Many former campers remember the close relationships they forged with their Israeli staff members as central and formative memories of their childhood and camping experiences. They have visited them in Israel, and still see them as those who provided their first impression of Israel and Israelis. Shlichim have the potential to forge lasting connections between our campers and Israel – and we can do a better job of helping them succeed and using our camp communities as a model of partnership with Israeli and Diaspora Jews in visioning the next generation of Reform Zionists.

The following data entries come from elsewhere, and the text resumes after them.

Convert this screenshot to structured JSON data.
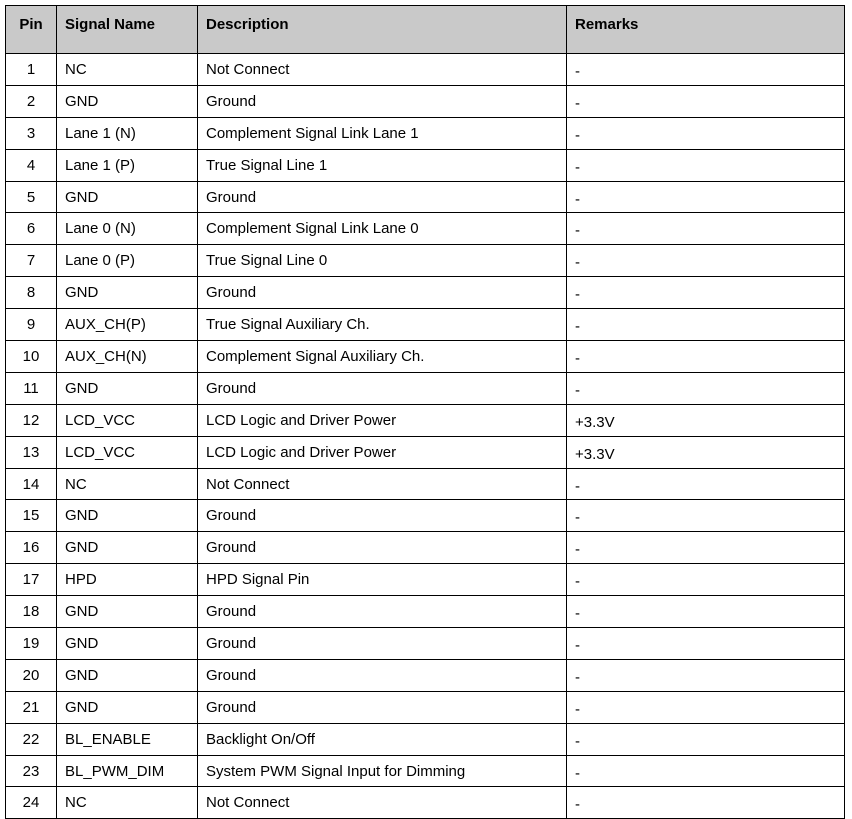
{
  "table": {
    "headers": [
      "Pin",
      "Signal Name",
      "Description",
      "Remarks"
    ],
    "rows": [
      [
        "1",
        "NC",
        "Not Connect",
        "-"
      ],
      [
        "2",
        "GND",
        "Ground",
        "-"
      ],
      [
        "3",
        "Lane 1 (N)",
        "Complement Signal Link Lane 1",
        "-"
      ],
      [
        "4",
        "Lane 1 (P)",
        "True Signal Line 1",
        "-"
      ],
      [
        "5",
        "GND",
        "Ground",
        "-"
      ],
      [
        "6",
        "Lane 0 (N)",
        "Complement Signal Link Lane 0",
        "-"
      ],
      [
        "7",
        "Lane 0 (P)",
        "True Signal Line 0",
        "-"
      ],
      [
        "8",
        "GND",
        "Ground",
        "-"
      ],
      [
        "9",
        "AUX_CH(P)",
        "True Signal Auxiliary Ch.",
        "-"
      ],
      [
        "10",
        "AUX_CH(N)",
        "Complement Signal Auxiliary Ch.",
        "-"
      ],
      [
        "11",
        "GND",
        "Ground",
        "-"
      ],
      [
        "12",
        "LCD_VCC",
        "LCD Logic and Driver Power",
        "+3.3V"
      ],
      [
        "13",
        "LCD_VCC",
        "LCD Logic and Driver Power",
        "+3.3V"
      ],
      [
        "14",
        "NC",
        "Not Connect",
        "-"
      ],
      [
        "15",
        "GND",
        "Ground",
        "-"
      ],
      [
        "16",
        "GND",
        "Ground",
        "-"
      ],
      [
        "17",
        "HPD",
        "HPD Signal Pin",
        "-"
      ],
      [
        "18",
        "GND",
        "Ground",
        "-"
      ],
      [
        "19",
        "GND",
        "Ground",
        "-"
      ],
      [
        "20",
        "GND",
        "Ground",
        "-"
      ],
      [
        "21",
        "GND",
        "Ground",
        "-"
      ],
      [
        "22",
        "BL_ENABLE",
        "Backlight On/Off",
        "-"
      ],
      [
        "23",
        "BL_PWM_DIM",
        "System PWM Signal Input for Dimming",
        "-"
      ],
      [
        "24",
        "NC",
        "Not Connect",
        "-"
      ]
    ]
  }
}
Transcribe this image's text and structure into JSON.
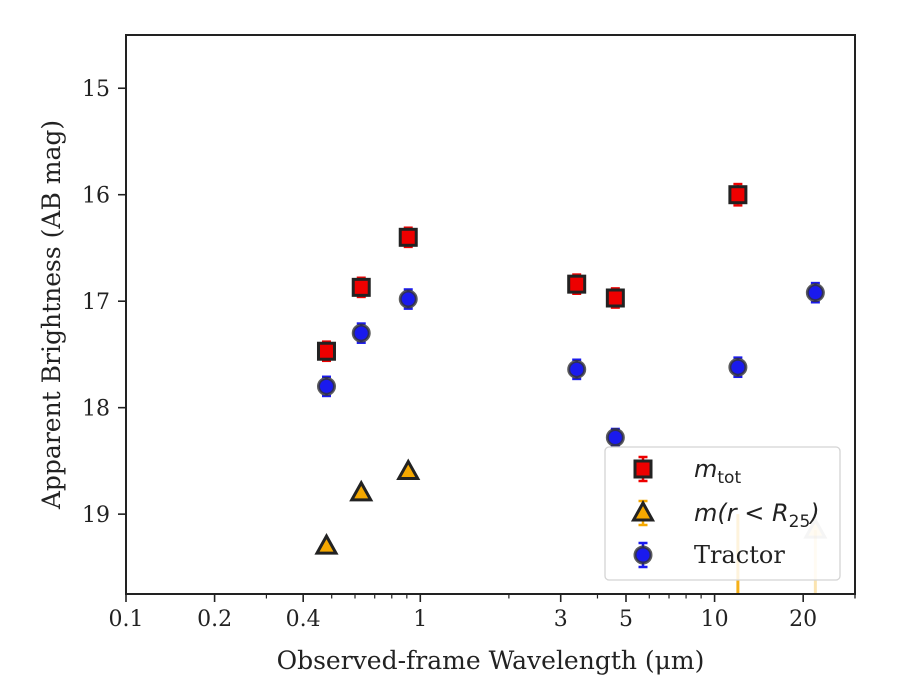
{
  "chart_data": {
    "type": "scatter",
    "title": "",
    "xlabel": "Observed-frame Wavelength (μm)",
    "ylabel": "Apparent Brightness (AB mag)",
    "xscale": "log",
    "xlim": [
      0.1,
      30
    ],
    "ylim": [
      19.75,
      14.5
    ],
    "y_inverted": true,
    "xticks": [
      {
        "value": 0.1,
        "label": "0.1"
      },
      {
        "value": 0.2,
        "label": "0.2"
      },
      {
        "value": 0.4,
        "label": "0.4"
      },
      {
        "value": 1,
        "label": "1"
      },
      {
        "value": 3,
        "label": "3"
      },
      {
        "value": 5,
        "label": "5"
      },
      {
        "value": 10,
        "label": "10"
      },
      {
        "value": 20,
        "label": "20"
      }
    ],
    "yticks": [
      {
        "value": 15,
        "label": "15"
      },
      {
        "value": 16,
        "label": "16"
      },
      {
        "value": 17,
        "label": "17"
      },
      {
        "value": 18,
        "label": "18"
      },
      {
        "value": 19,
        "label": "19"
      }
    ],
    "legend_placement": "lower-right",
    "grid": false,
    "series": [
      {
        "key": "mtot",
        "label_main": "m",
        "label_sub": "tot",
        "marker": "square",
        "color": "#ee0000",
        "edge": "#222222",
        "points": [
          {
            "x": 0.48,
            "y": 17.47,
            "err": 0.09
          },
          {
            "x": 0.63,
            "y": 16.87,
            "err": 0.09
          },
          {
            "x": 0.91,
            "y": 16.4,
            "err": 0.09
          },
          {
            "x": 3.4,
            "y": 16.84,
            "err": 0.09
          },
          {
            "x": 4.6,
            "y": 16.97,
            "err": 0.09
          },
          {
            "x": 12.0,
            "y": 16.0,
            "err": 0.1
          }
        ]
      },
      {
        "key": "mr25",
        "label_main": "m(r < R",
        "label_sub": "25",
        "label_end": ")",
        "marker": "triangle",
        "color": "#f5a800",
        "edge": "#222222",
        "points": [
          {
            "x": 0.48,
            "y": 19.3,
            "err": 0.0
          },
          {
            "x": 0.63,
            "y": 18.8,
            "err": 0.0
          },
          {
            "x": 0.91,
            "y": 18.6,
            "err": 0.0
          },
          {
            "x": 22.0,
            "y": 19.15,
            "err": 0.0,
            "faded": true
          }
        ],
        "upper_limits": [
          {
            "x": 12.0,
            "y": 19.0
          },
          {
            "x": 22.0,
            "y": 19.15
          }
        ]
      },
      {
        "key": "tractor",
        "label_main": "Tractor",
        "marker": "circle",
        "color": "#1a1aee",
        "edge": "#333333",
        "points": [
          {
            "x": 0.48,
            "y": 17.8,
            "err": 0.09
          },
          {
            "x": 0.63,
            "y": 17.3,
            "err": 0.09
          },
          {
            "x": 0.91,
            "y": 16.98,
            "err": 0.09
          },
          {
            "x": 3.4,
            "y": 17.64,
            "err": 0.09
          },
          {
            "x": 4.6,
            "y": 18.28,
            "err": 0.08
          },
          {
            "x": 12.0,
            "y": 17.62,
            "err": 0.09
          },
          {
            "x": 22.0,
            "y": 16.92,
            "err": 0.09
          }
        ]
      }
    ]
  }
}
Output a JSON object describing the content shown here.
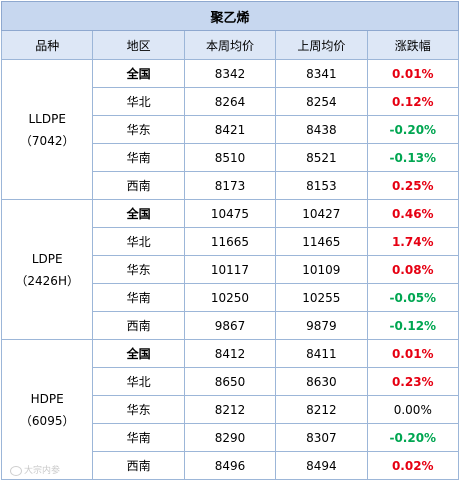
{
  "title": "聚乙烯",
  "headers": [
    "品种",
    "地区",
    "本周均价",
    "上周均价",
    "涨跌幅"
  ],
  "groups": [
    {
      "name": "LLDPE",
      "code": "（7042）",
      "rows": [
        {
          "region": "全国",
          "this_week": "8342",
          "last_week": "8341",
          "change": "0.01%",
          "trend": "up"
        },
        {
          "region": "华北",
          "this_week": "8264",
          "last_week": "8254",
          "change": "0.12%",
          "trend": "up"
        },
        {
          "region": "华东",
          "this_week": "8421",
          "last_week": "8438",
          "change": "-0.20%",
          "trend": "down"
        },
        {
          "region": "华南",
          "this_week": "8510",
          "last_week": "8521",
          "change": "-0.13%",
          "trend": "down"
        },
        {
          "region": "西南",
          "this_week": "8173",
          "last_week": "8153",
          "change": "0.25%",
          "trend": "up"
        }
      ]
    },
    {
      "name": "LDPE",
      "code": "（2426H）",
      "rows": [
        {
          "region": "全国",
          "this_week": "10475",
          "last_week": "10427",
          "change": "0.46%",
          "trend": "up"
        },
        {
          "region": "华北",
          "this_week": "11665",
          "last_week": "11465",
          "change": "1.74%",
          "trend": "up"
        },
        {
          "region": "华东",
          "this_week": "10117",
          "last_week": "10109",
          "change": "0.08%",
          "trend": "up"
        },
        {
          "region": "华南",
          "this_week": "10250",
          "last_week": "10255",
          "change": "-0.05%",
          "trend": "down"
        },
        {
          "region": "西南",
          "this_week": "9867",
          "last_week": "9879",
          "change": "-0.12%",
          "trend": "down"
        }
      ]
    },
    {
      "name": "HDPE",
      "code": "（6095）",
      "rows": [
        {
          "region": "全国",
          "this_week": "8412",
          "last_week": "8411",
          "change": "0.01%",
          "trend": "up"
        },
        {
          "region": "华北",
          "this_week": "8650",
          "last_week": "8630",
          "change": "0.23%",
          "trend": "up"
        },
        {
          "region": "华东",
          "this_week": "8212",
          "last_week": "8212",
          "change": "0.00%",
          "trend": "flat"
        },
        {
          "region": "华南",
          "this_week": "8290",
          "last_week": "8307",
          "change": "-0.20%",
          "trend": "down"
        },
        {
          "region": "西南",
          "this_week": "8496",
          "last_week": "8494",
          "change": "0.02%",
          "trend": "up"
        }
      ]
    }
  ],
  "watermark": "大宗内参",
  "colors": {
    "up": "#e60012",
    "down": "#00a651",
    "flat": "#000000",
    "title_bg": "#c7d7ef",
    "header_bg": "#dde7f6",
    "border": "#9cb6d8"
  }
}
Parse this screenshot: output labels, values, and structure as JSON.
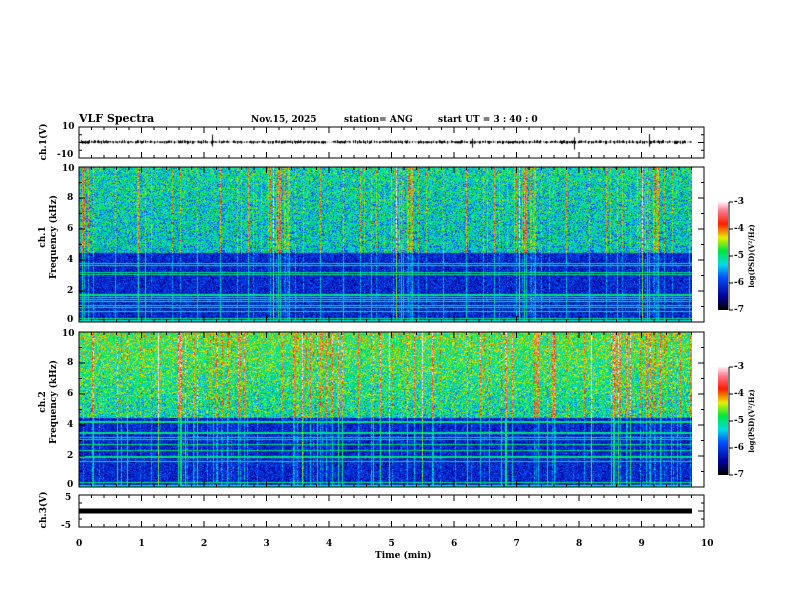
{
  "header": {
    "title": "VLF Spectra",
    "date": "Nov.15, 2025",
    "station": "station= ANG",
    "start": "start  UT =   3  : 40 : 0"
  },
  "chart_data": [
    {
      "type": "line",
      "name": "ch1 waveform",
      "ylabel": "ch.1(V)",
      "ylim": [
        -10,
        10
      ],
      "yticks": [
        "10",
        "-10"
      ],
      "xlim": [
        0,
        10
      ],
      "trace_level": 0
    },
    {
      "type": "heatmap",
      "name": "ch1 spectrogram",
      "ylabel": "ch.1\nFrequency (kHz)",
      "ylabel_top": "ch.1",
      "ylabel_bottom": "Frequency (kHz)",
      "ylim": [
        0,
        10
      ],
      "yticks": [
        "0",
        "2",
        "4",
        "6",
        "8",
        "10"
      ],
      "xlim": [
        0,
        10
      ],
      "data_xmax": 9.8,
      "colorbar": {
        "label": "log(PSD)(V²/Hz)",
        "range": [
          -7,
          -3
        ],
        "ticks": [
          "-3",
          "-4",
          "-5",
          "-6",
          "-7"
        ]
      }
    },
    {
      "type": "heatmap",
      "name": "ch2 spectrogram",
      "ylabel_top": "ch.2",
      "ylabel_bottom": "Frequency (kHz)",
      "ylim": [
        0,
        10
      ],
      "yticks": [
        "0",
        "2",
        "4",
        "6",
        "8",
        "10"
      ],
      "xlim": [
        0,
        10
      ],
      "data_xmax": 9.8,
      "colorbar": {
        "label": "log(PSD)(V²/Hz)",
        "range": [
          -7,
          -3
        ],
        "ticks": [
          "-3",
          "-4",
          "-5",
          "-6",
          "-7"
        ]
      }
    },
    {
      "type": "line",
      "name": "ch3 waveform",
      "ylabel": "ch.3(V)",
      "ylim": [
        -5,
        5
      ],
      "yticks": [
        "5",
        "-5"
      ],
      "xlim": [
        0,
        10
      ],
      "trace_level": 0
    }
  ],
  "xaxis": {
    "label": "Time  (min)",
    "ticks": [
      "0",
      "1",
      "2",
      "3",
      "4",
      "5",
      "6",
      "7",
      "8",
      "9",
      "10"
    ]
  },
  "colors": {
    "axis": "#000000"
  }
}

This concludes the three-part series on the place of Israel at North American Jewish summer camps. As is generally the case, there is much more to discuss on these topics which I hope will come up as a result of these pieces. I do see summer camps both as a microcosm of the broader Jewish community and as partnership frameworks that complement the year-round education taking place in our congregations, religious schools, and youth movement. I look forward to examining the place of Israel in additional frameworks or institutions and in the fall will be looking at our institutions of supplementary Jewish education. Thank you for reading, and I welcome your comments and feedback.